Le goût de l'airelle rouge, la saison finlandaise, pourquoi elle se conserve sans sucre, ce qui la distingue de la canneberge et où la manger en Laponie.
L'airelle rouge, la baie qui: La puolukka est la baie rouge à côté de chaque assiette d'émincé de renne, et celle que les familles finlandaises cueillent au seau. Voici son goût, pourquoi elle se garde en bocal sans sucre, et ce qui la distingue de la canneberge avec laquelle on la confond.
Chaque automne, les airelles tapissent les pinèdes sèches de Finlande en quantités que personne ne pourrait cueillir. Les rares cueillies finissent en bocaux, sur le porridge et à côté du renne.
Plus que quiconque ne peut cueillir: La récolte sauvage d'airelles en Finlande se chiffre en centaines de millions de kilos par an, et selon l'estimation de l'association professionnelle Arktiset Aromit, seuls 3 à 10 pour cent en sont cueillis. Le reste nourrit les oiseaux, les ours et le sol de l'année suivante.
Elle se conserve toute seule: L'airelle contient de l'acide benzoïque naturel : c'est pourquoi un bocal de baies crues écrasées se garde dans un cellier frais sans sucre, sans cuisson ni additif. C'est la conserve finlandaise originelle.
Le rouge de chaque assiette de renne: Le poronkäristys, émincé de renne sur purée de pommes de terre, ne se sert pas sans une cuillerée d'airelles. C'est l'acidité qui fait fonctionner cette viande riche.
Quel goût a l'airelle rouge ? Acidulé, légèrement amer et à peine sucré, avec une finale nette et sèche, sans rien du musc de la mûre arctique : pensez à une canneberge dont on aurait baissé le sucre et monté un peu l'amertume. Crue, une seule baie fait grimacer ; mêlée à quelque chose de chaud, de salé ou de lacté, la même acidité devient tout l'intérêt.

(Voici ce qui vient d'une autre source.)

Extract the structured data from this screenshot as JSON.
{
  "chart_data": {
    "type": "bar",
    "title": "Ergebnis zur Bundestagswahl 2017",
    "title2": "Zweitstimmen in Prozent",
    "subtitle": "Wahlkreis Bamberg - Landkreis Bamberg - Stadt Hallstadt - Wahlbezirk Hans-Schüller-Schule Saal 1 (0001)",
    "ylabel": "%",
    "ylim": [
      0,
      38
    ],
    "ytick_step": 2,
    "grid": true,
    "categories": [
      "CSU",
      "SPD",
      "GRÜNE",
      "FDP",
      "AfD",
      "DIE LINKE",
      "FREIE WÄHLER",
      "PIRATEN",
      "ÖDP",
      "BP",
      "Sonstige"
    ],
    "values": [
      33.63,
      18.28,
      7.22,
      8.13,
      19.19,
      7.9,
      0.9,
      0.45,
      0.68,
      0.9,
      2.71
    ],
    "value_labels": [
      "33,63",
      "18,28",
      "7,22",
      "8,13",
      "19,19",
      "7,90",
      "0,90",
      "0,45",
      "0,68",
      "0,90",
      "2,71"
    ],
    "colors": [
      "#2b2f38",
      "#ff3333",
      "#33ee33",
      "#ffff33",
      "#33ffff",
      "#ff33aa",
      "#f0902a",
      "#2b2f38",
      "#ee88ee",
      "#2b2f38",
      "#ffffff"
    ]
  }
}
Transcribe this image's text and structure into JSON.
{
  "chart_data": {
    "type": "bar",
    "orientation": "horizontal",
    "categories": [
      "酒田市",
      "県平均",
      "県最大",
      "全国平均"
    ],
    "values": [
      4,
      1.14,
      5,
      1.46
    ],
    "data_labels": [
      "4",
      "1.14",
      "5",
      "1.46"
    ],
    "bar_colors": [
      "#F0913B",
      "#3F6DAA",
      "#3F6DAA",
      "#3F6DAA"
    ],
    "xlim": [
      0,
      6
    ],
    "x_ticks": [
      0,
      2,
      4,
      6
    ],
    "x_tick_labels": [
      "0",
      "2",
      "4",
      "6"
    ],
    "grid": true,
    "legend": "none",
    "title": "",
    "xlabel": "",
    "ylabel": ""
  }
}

Le gel aide. Les baies cueillies après les premières gelées nocturnes de septembre sont nettement plus douces et plus sucrées que celles d'août, et les cueilleurs finlandais planifient leurs sorties en conséquence. Une baie bien mûre est rouge profond sur tout son tour ; un côté pâle veut dire qu'il lui faut encore une semaine.
On vous servira rarement des airelles seules. Elles arrivent en accompagnement : crues, écrasées avec un peu de sucre, à côté de l'émincé de renne ou des boulettes, fouettées en vispipuuro, le porridge de semoule rose que tout enfant finlandais connaît, ou à la cuillère sur un porridge chaud avec du lait.
La saison longue et indulgente. Contrairement aux mûres arctiques, les airelles vous attendent. La saison s'ouvre fin août et les baies restent sur les arbrisseaux jusqu'en octobre, s'adoucissant à chaque gelée.
Les premiers rouges: Les baies passent du blanc-vert au rouge d'abord sur les landes de pins exposées au sud. Les premières sont les plus amères ; la plupart des cueilleurs les laissent une semaine ou deux de plus.
La grande récolte: Nuits fraîches, journées sèches et premières gelées : c'est là que les familles sortent avec des seaux. Les baies sont fermes, bien rouges et faciles à détacher de l'arbrisseau.
Après les gelées: Adoucies par le gel, les baies restent bonnes sur la plante jusqu'à la première neige durable. Certaines des meilleures airelles de l'année se cueillent lors des derniers jours doux d'octobre.
Cueillez-en autant que vous pouvez porter.
Le jokamiehenoikeus finlandais, le droit d'accès à la nature, permet à chacun de cueillir des baies sauvages sur les terres non cultivées, forêts privées comprises, sans permis ni autorisation du propriétaire. L'airelle est la baie pour laquelle ce droit semble avoir été fait : abondante, robuste et sur aucune liste de protection.
L'étiquette est simple. Restez à l'écart des maisons et des jardins, n'abîmez pas les arbrisseaux et utilisez le peigne à baies avec douceur : le cueille-baies à peigne est légal et courant en Finlande, mais un coup négligent arrache la pousse de l'année suivante.
Même famille, autre tourbière. L'airelle rouge et la canneberge sont de proches parentes du genre Vaccinium, et à l'étranger les noms s'échangent. En Finlande, ce sont deux baies différentes venant de deux endroits différents : l'airelle pousse sur les landes sèches de pins, la canneberge dans les tourbières humides.
Dans l'assiette, la différence est la taille et le tranchant. Une airelle est petite, ferme et uniformément acidulée avec une note amère ; la canneberge sauvage finlandaise, karpalo, est plus grosse, plus molle et plus acide encore, et la canneberge américaine cultivée des jus de supermarché est plus grosse encore et plus douce.